A decisão é ingrata. Você está só. Só mesmo. De qualquer lado que se olhe, perde-se algo. E no fim do dia e da vida, é você, mulher, que vai ter que conviver com os efeitos dessa decisão. Engravidar pode ser muito simples, depende da sua fertilidade. É só não evitar que ela vem. Bem, naturalmente, um cara precisa colaborar. Se a gravidez não for oportuna, me parece muito natural e humano que o mundo ao redor lhe ofereça um poço de carinho, compreensão e suporte. Que você tenha garantia de segurança, caso opte pelo término da gravidez. Que familiares e amigos apoiem sua decisão. Que a(o) médica(o) te oriente, independente da opinião pessoal dela(e). Que o estado reconheça a legitimidade dessa escolha. Que moral e religião alheias fiquem bem longe de você. Que esteja claro, límpido e transparente que nessa aventura da gravidez você não chegou ali sozinha. E que você possa conversar a respeito. Porque ninguém quer fazer um aborto. Ele é a última medida. Uma medida muito séria.

Mas sabemos que não é assim. Ainda não, pelo menos. Você é julgada. É culpada. E ainda tem enjoo. E outras pessoas grávidas e felizes em volta. E a sua gravidez é um segredo. É inoportuna. Nada está a seu favor. Porque você deu, engravidou e agora quer tirar. Tudo é culpa sua. Às vezes você também acredita que é. Mas ao mesmo tempo acha que quer tirar. Não tem certeza. Não sabe onde nem com que dinheiro. Aí de repente rola. Você decide. Arruma o dinheiro. A clínica. Faz. Porque não basta decidir. Você tem que ir lá e fazer. E dá certo. E aí?

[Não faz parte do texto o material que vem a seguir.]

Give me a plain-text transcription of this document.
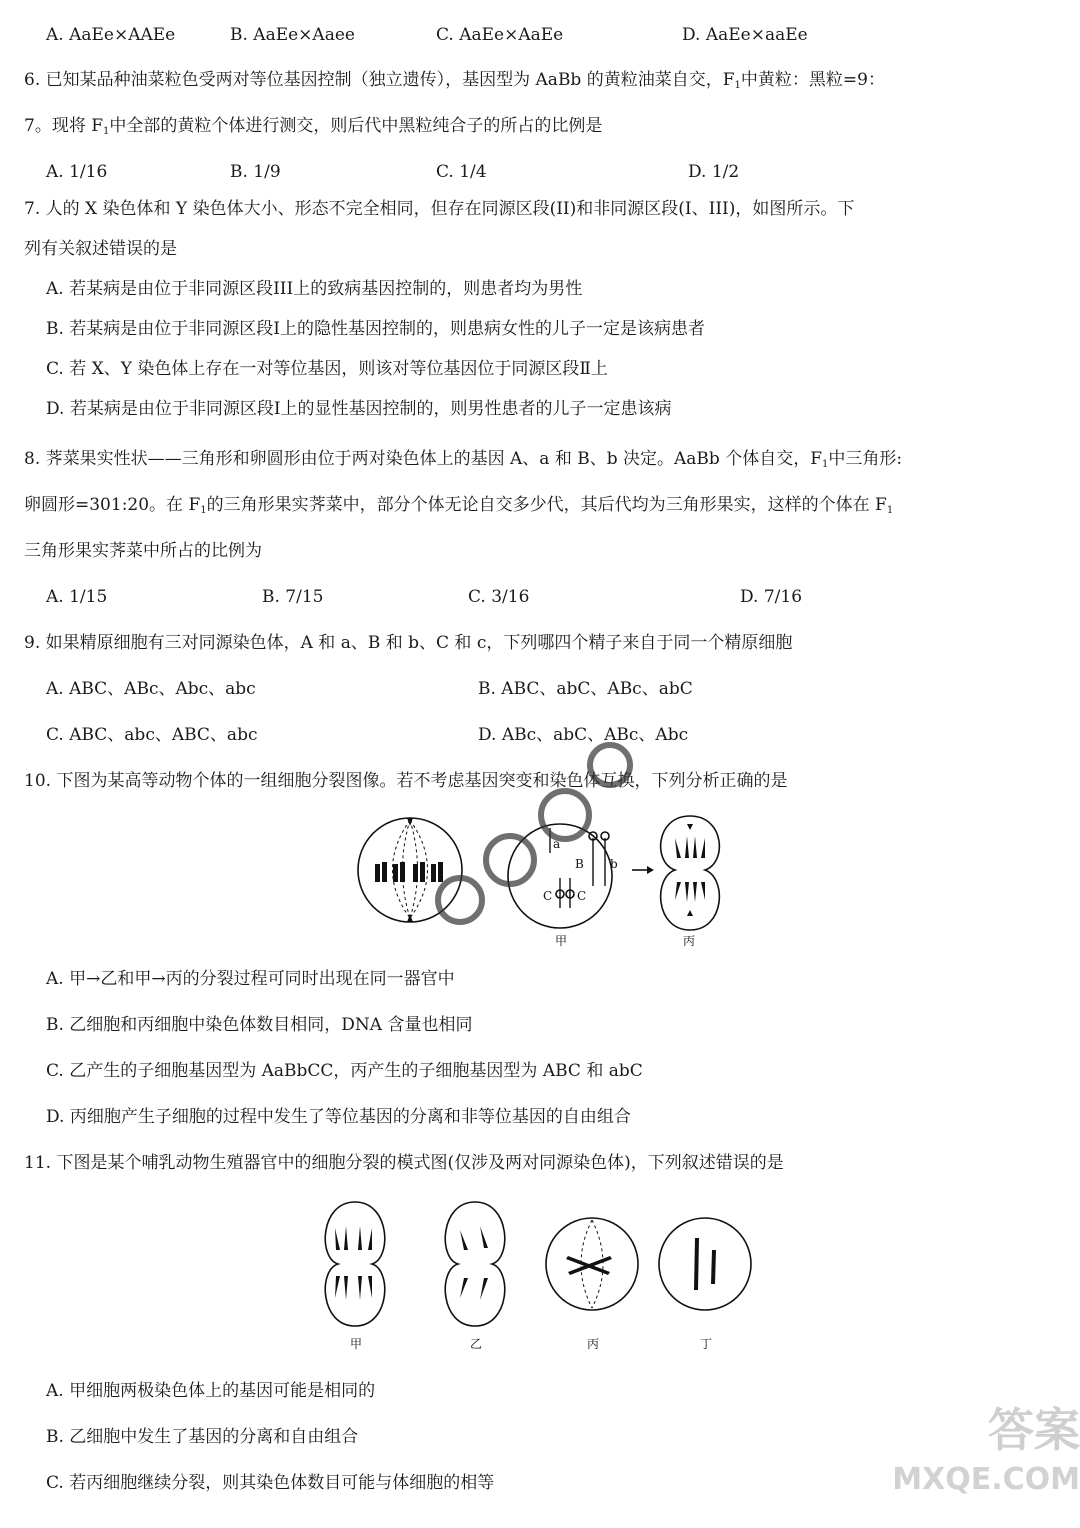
A. AaEe×AAEe	B. AaEe×Aaee	C. AaEe×AaEe	D. AaEe×aaEe
6. 已知某品种油菜粒色受两对等位基因控制（独立遗传），基因型为 AaBb 的黄粒油菜自交，$F_1$中黄粒：黑粒=9：
7。现将 $F_1$中全部的黄粒个体进行测交，则后代中黑粒纯合子的所占的比例是
A. 1/16	B. 1/9	C. 1/4	D. 1/2
7. 人的 X 染色体和 Y 染色体大小、形态不完全相同，但存在同源区段(II)和非同源区段(Ⅰ、III)，如图所示。下
列有关叙述错误的是
A. 若某病是由位于非同源区段III上的致病基因控制的，则患者均为男性
B. 若某病是由位于非同源区段Ⅰ上的隐性基因控制的，则患病女性的儿子一定是该病患者
C. 若 X、Y 染色体上存在一对等位基因，则该对等位基因位于同源区段Ⅱ上
D. 若某病是由位于非同源区段Ⅰ上的显性基因控制的，则男性患者的儿子一定患该病
8. 荠菜果实性状——三角形和卵圆形由位于两对染色体上的基因 A、a 和 B、b 决定。AaBb 个体自交，$F_1$中三角形:
卵圆形=301:20。在 $F_1$的三角形果实荠菜中，部分个体无论自交多少代，其后代均为三角形果实，这样的个体在 $F_1$
三角形果实荠菜中所占的比例为
A. 1/15	B. 7/15	C. 3/16	D. 7/16
9. 如果精原细胞有三对同源染色体，A 和 a、B 和 b、C 和 c，下列哪四个精子来自于同一个精原细胞
A. ABC、ABc、Abc、abc	B. ABC、abC、ABc、abC
C. ABC、abc、ABC、abc	D. ABc、abC、ABc、Abc
10. 下图为某高等动物个体的一组细胞分裂图像。若不考虑基因突变和染色体互换，下列分析正确的是
B b
C C
a
甲	丙
A. 甲→乙和甲→丙的分裂过程可同时出现在同一器官中
B. 乙细胞和丙细胞中染色体数目相同，DNA 含量也相同
C. 乙产生的子细胞基因型为 AaBbCC，丙产生的子细胞基因型为 ABC 和 abC
D. 丙细胞产生子细胞的过程中发生了等位基因的分离和非等位基因的自由组合
11. 下图是某个哺乳动物生殖器官中的细胞分裂的模式图(仅涉及两对同源染色体)，下列叙述错误的是
甲	乙	丙	丁
A. 甲细胞两极染色体上的基因可能是相同的
B. 乙细胞中发生了基因的分离和自由组合
C. 若丙细胞继续分裂，则其染色体数目可能与体细胞的相等
答案
MXQE.COM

Aí vou me permitir um pequeno devaneio e uma licença poética. Venha comigo. Vamos misturar e confundir um pouco esse cenário, real pra milhões de mulheres, a um cenário singular e também real que virou notícia. Uma menina, estuprada pelo pai, conseguiu uma autorização judicial pra realizar o aborto. E aí? Aí aparece um promotor público, de la nada, pra dizer que dar você quis, né, menina, mas na hora de arcar com a criança você pula fora. Porque é assim. Um homem, que não é o pai, te dizendo que o filho (que você não teve ou não vai ter) é uma punição. Porque você deu. Pra alguém. Em algum momento. Sentiu tesão. Deus que me livre. A gravidez será a punição. Filho, o castigo vivo. Será mesmo essa a mensagem por trás dos contra o aborto? Mulher que trepa é um perigo. Bem feito. Na hora de se esfregar você quis. O que você achou que ia acontecer? Taca logo um filho no colo dela pra ela sossegar em casa e não dar pra mais ninguém. E nunca se esquecer que é nisso que dá ficar dando por aí.

Não dá pra falar desse assunto de forma impessoal. Não existe impessoal aqui. Não se você é mulher. Porque a real é essa: somos nós que decidimos quando, se e como engravidaremos. Isso não é uma proposta, é uma afirmação. É preciso entender essa premissa. E é vital falar dela. Falar. Falar. Falar. Falar até conseguirmos viver num mundo em que a história que contaremos é a da mulher que faz sua escolha, tem apoio familiar, respaldo da lei, orientação médica, realiza um aborto legal e de baixo risco e segue sua vida, em paz com sua decisão, sem chibata moral nas costas. É assombroso que ainda não vivamos nesse mundo. E não podemos perdê-lo de vista. Não sei quem será essa mulher. De quem será essa história. Mas é ela que precisamos contar daqui em diante.